2.流星
「もう、捨てるものだからって神様がくれたの。」
そう言って開かれた彼女の手の中には、仄かに輝く星のカケラがあった。
死にかけのホタルのような、今にも滑り落ちそうな光が私たちを照らす。
地面にも届かない微かな光が、私たちを見守るようだった。
「これはあなたが持っていて。」
星のカケラを私の手に乗せて握り込ませる。
彼女の体温が沁みたそのカケラは睡夢の残り香のように、刻一刻とぼやけていく。
彼女がいつか言っていた言葉を思い返していた。
流れ星は、消えるその一瞬に願いを叶えるのだと。私は墜ちるために生まれたのだと。
悲しみに満ちたその言葉をあたためる術を私は知らずに、滝のごとく過ぎる時間を、両手で受け止めようとするだけだった。

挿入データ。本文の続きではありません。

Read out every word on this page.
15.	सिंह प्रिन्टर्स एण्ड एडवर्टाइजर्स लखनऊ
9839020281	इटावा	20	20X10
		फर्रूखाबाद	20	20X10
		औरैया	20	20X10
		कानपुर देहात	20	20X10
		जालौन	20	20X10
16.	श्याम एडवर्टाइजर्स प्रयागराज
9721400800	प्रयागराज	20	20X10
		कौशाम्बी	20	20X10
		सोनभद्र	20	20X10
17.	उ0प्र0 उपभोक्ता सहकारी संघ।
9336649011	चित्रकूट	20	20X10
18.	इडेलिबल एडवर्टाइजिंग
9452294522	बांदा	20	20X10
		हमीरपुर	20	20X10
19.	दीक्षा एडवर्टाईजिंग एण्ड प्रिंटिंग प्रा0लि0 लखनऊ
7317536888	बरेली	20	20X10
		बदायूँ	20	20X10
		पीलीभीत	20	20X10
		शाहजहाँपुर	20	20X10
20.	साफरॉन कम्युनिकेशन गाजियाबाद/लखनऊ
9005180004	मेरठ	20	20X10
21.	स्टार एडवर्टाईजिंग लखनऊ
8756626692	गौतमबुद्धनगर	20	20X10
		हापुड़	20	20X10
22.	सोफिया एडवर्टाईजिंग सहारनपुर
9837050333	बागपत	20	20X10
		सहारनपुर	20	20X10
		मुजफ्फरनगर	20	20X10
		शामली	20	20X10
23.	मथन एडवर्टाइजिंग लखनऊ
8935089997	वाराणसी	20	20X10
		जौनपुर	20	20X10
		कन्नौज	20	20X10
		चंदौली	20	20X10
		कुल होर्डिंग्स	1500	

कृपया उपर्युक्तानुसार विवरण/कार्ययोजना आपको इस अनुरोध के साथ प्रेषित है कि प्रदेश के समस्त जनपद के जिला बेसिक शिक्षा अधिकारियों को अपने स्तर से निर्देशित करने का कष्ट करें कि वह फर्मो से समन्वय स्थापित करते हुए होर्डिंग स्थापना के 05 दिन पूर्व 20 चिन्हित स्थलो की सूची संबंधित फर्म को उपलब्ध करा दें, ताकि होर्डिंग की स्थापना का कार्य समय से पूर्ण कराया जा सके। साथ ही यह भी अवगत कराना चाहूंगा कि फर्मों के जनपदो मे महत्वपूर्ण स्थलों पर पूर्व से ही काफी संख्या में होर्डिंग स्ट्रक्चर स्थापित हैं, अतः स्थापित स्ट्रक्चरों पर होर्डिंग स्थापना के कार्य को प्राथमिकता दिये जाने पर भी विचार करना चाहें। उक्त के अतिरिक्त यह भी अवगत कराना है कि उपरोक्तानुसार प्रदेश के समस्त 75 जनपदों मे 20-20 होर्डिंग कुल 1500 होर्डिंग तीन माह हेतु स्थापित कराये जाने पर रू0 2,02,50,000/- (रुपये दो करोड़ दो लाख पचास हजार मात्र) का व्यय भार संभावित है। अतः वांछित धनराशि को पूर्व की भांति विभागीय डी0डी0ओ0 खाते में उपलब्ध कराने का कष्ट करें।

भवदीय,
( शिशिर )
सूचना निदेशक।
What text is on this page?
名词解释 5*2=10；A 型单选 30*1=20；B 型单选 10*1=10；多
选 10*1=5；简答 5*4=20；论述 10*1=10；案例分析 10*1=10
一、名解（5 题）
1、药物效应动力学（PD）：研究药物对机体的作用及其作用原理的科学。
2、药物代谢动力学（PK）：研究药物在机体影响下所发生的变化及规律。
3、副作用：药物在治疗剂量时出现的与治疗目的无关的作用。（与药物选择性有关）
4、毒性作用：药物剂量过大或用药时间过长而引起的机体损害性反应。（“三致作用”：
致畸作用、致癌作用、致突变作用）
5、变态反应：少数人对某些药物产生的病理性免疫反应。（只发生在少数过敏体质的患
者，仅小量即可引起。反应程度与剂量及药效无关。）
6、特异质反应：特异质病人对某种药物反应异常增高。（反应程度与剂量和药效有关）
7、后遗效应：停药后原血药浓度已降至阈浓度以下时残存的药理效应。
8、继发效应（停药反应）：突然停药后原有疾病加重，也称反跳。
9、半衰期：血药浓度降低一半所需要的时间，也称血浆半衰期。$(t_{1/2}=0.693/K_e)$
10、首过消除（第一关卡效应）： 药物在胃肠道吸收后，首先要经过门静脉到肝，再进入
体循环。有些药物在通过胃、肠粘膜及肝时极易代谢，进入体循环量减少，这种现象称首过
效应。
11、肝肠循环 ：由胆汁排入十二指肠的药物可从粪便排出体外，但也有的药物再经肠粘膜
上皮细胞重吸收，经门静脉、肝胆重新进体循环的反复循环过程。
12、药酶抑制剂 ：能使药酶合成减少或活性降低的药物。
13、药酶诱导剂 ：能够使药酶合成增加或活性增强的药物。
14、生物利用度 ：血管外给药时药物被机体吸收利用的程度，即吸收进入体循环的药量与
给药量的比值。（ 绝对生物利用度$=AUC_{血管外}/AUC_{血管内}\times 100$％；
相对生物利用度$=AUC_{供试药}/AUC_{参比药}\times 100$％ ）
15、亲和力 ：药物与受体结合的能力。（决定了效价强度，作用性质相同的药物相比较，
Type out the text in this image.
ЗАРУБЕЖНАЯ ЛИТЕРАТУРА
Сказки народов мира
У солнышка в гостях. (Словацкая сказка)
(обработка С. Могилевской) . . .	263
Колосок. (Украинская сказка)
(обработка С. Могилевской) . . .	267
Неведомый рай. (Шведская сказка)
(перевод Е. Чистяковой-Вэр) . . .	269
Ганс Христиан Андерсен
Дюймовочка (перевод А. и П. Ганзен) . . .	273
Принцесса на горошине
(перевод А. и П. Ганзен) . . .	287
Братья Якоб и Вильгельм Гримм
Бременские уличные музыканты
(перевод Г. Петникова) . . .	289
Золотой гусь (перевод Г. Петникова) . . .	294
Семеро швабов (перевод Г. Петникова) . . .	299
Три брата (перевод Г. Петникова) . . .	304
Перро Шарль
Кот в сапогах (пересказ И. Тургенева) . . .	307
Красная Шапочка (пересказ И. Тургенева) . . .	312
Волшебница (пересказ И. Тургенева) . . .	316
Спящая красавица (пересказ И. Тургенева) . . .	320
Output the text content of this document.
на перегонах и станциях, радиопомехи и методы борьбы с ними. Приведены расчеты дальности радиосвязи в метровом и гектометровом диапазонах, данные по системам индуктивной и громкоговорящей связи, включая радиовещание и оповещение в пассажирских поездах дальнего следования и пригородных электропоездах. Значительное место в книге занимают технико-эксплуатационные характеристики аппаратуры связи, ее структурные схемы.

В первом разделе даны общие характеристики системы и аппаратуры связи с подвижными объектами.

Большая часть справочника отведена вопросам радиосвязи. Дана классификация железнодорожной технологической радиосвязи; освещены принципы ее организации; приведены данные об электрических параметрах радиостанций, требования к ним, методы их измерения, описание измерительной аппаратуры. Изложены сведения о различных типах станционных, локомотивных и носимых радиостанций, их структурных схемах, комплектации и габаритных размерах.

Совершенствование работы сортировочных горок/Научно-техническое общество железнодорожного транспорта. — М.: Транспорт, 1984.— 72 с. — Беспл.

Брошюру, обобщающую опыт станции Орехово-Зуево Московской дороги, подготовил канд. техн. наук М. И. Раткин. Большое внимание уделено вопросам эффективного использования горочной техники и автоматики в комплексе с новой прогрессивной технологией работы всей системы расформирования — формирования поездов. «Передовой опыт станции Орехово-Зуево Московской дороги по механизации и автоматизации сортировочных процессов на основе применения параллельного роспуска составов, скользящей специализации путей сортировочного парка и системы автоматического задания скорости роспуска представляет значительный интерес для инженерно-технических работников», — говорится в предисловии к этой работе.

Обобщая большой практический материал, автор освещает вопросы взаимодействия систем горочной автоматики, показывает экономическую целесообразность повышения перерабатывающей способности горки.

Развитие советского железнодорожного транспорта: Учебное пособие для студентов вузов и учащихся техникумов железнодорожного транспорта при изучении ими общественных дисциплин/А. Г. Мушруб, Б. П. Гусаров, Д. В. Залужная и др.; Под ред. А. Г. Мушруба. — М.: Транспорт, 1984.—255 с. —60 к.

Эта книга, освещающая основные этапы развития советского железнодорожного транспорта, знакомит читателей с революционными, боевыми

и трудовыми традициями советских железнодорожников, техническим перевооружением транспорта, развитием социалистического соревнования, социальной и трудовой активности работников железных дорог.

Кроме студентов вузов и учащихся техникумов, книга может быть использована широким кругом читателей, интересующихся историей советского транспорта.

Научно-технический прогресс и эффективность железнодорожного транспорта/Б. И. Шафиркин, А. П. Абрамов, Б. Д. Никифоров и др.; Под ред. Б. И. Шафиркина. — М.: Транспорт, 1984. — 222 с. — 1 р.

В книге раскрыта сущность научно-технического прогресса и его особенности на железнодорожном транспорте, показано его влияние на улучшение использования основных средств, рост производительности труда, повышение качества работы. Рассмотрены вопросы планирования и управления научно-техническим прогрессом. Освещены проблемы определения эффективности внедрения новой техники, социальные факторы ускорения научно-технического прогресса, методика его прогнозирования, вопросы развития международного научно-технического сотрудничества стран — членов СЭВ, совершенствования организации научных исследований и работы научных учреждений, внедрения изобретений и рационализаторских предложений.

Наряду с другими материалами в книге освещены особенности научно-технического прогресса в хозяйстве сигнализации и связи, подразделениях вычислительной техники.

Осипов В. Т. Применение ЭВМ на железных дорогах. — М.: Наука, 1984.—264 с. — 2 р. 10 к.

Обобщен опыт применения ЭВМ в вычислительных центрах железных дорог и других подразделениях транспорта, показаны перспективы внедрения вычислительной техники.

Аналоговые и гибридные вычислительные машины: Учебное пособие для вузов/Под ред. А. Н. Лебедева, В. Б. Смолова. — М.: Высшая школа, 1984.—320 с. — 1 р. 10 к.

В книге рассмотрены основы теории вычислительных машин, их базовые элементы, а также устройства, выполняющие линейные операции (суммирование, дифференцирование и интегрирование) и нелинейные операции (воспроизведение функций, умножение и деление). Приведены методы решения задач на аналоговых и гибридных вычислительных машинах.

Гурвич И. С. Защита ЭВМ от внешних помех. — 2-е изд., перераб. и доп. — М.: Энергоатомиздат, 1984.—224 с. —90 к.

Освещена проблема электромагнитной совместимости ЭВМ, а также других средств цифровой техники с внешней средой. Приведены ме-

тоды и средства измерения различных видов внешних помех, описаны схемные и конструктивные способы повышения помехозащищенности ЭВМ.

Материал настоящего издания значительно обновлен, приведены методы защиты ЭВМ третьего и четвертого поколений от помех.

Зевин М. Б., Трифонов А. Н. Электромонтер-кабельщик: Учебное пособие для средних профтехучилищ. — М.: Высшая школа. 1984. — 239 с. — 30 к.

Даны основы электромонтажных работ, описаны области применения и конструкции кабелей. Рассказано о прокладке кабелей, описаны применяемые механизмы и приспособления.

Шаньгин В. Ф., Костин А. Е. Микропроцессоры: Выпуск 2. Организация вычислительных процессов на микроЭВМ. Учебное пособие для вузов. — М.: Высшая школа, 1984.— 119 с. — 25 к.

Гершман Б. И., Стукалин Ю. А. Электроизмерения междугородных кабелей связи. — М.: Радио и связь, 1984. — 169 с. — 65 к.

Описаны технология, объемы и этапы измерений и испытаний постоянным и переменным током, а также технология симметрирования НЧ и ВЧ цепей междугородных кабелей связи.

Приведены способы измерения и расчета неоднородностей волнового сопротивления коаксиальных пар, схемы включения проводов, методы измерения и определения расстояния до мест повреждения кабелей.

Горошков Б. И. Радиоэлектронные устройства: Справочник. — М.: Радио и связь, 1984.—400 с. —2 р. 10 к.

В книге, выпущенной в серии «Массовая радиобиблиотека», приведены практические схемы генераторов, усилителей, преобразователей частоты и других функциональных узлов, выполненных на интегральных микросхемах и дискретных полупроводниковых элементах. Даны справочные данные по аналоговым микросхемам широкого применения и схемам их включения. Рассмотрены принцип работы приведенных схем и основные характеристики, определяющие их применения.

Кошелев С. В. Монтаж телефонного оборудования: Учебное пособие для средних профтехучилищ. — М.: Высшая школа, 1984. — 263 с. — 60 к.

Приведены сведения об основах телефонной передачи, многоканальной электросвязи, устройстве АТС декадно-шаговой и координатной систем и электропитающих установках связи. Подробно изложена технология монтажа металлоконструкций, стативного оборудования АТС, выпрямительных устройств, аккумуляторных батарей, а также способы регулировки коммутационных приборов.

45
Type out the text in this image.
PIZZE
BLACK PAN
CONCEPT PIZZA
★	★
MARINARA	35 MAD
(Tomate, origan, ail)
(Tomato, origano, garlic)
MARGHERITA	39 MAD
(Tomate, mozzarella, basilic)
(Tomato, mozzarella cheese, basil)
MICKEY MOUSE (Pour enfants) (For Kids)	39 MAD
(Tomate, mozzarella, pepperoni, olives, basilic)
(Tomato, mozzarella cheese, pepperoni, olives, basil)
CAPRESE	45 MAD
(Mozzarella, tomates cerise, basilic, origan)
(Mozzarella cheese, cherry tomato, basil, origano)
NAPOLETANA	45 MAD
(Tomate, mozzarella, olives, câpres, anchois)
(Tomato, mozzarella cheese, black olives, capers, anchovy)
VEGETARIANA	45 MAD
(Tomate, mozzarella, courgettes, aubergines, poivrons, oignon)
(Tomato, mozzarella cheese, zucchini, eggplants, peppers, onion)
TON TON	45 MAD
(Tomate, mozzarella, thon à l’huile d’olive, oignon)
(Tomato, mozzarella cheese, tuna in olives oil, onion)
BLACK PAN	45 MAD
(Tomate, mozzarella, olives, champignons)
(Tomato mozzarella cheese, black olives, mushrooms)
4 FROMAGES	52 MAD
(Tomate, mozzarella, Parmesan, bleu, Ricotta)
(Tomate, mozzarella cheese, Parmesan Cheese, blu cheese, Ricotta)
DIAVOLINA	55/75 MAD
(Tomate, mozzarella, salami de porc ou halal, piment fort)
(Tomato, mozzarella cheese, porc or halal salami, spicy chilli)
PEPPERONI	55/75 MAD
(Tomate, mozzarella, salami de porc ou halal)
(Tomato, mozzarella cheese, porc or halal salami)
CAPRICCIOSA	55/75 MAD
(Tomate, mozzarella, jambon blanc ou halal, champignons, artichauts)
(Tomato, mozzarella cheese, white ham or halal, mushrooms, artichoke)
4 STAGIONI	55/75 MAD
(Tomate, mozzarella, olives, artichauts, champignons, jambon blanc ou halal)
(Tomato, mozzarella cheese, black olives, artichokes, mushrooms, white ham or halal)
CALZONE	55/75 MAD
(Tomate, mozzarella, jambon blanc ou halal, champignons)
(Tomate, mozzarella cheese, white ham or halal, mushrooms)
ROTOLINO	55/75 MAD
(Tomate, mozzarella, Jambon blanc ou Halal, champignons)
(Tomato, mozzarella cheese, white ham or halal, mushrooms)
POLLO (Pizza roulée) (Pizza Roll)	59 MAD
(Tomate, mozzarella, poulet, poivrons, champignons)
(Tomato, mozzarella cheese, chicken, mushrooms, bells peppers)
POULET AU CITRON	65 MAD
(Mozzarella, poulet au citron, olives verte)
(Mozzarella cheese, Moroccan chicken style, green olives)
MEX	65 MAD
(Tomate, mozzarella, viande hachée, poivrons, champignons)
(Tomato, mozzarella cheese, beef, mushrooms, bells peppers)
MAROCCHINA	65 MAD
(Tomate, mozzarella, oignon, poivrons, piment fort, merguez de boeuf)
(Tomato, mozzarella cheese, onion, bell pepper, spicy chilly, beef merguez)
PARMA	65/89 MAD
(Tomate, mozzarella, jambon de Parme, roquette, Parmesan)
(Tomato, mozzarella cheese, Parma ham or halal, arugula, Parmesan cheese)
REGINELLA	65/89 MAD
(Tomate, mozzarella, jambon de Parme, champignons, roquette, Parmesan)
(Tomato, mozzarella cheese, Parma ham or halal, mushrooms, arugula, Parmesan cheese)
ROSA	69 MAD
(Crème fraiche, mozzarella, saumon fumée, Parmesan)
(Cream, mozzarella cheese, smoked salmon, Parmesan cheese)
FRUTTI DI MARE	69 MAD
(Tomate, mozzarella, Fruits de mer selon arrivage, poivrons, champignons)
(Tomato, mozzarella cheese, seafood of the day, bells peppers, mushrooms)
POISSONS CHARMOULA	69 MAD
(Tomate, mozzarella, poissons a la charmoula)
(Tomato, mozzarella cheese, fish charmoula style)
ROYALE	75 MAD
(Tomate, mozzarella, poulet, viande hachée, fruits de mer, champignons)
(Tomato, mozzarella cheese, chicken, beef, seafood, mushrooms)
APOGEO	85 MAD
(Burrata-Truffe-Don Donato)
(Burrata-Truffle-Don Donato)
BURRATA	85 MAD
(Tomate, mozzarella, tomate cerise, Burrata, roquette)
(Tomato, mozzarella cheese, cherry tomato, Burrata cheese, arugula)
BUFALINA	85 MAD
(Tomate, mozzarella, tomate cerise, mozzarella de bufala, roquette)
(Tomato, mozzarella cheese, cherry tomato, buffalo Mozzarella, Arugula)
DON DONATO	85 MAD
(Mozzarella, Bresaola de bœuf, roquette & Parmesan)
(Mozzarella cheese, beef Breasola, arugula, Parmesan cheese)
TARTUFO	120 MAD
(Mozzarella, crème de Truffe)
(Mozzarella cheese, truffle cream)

「生きてくれないか。私が君のそばで、願いつづけるから。叶わなくたっていい。君がいてくれれば、それで───。」
塞がれた唇が、朝を告げる合図だった。
私のことを覚えていて。と言って目を閉じた彼女の諦めを、私はただ焦燥にまみれて聞く。
心にわだかまった言葉の糸が、絡まって一向に形を持たない。言いたいことは無限にあったのに、それは声にならない。
地平線に、光のもやがわずかに浮き出る。
明るさと形容することすらできない暗さが、眠る気配を見せる。
その瞬間、彼女は、私の瞬きと同期するようにかき消えた。まるで、最初からそこにいなかったのではないかと錯覚してしまうほどの一瞬。残像すら残さずに、彼女はどこかへ行ってしまったのだ。
漏れ出る涙を抑えることができなかった。
星のカケラを抱きかかえて、震える指を、確かに握る。このわずかに残る温度は、私の体温だろうか。それとも、彼女のものだろうか。
この身が灰になっても、私だけは彼女のことを覚えていられるだろうか。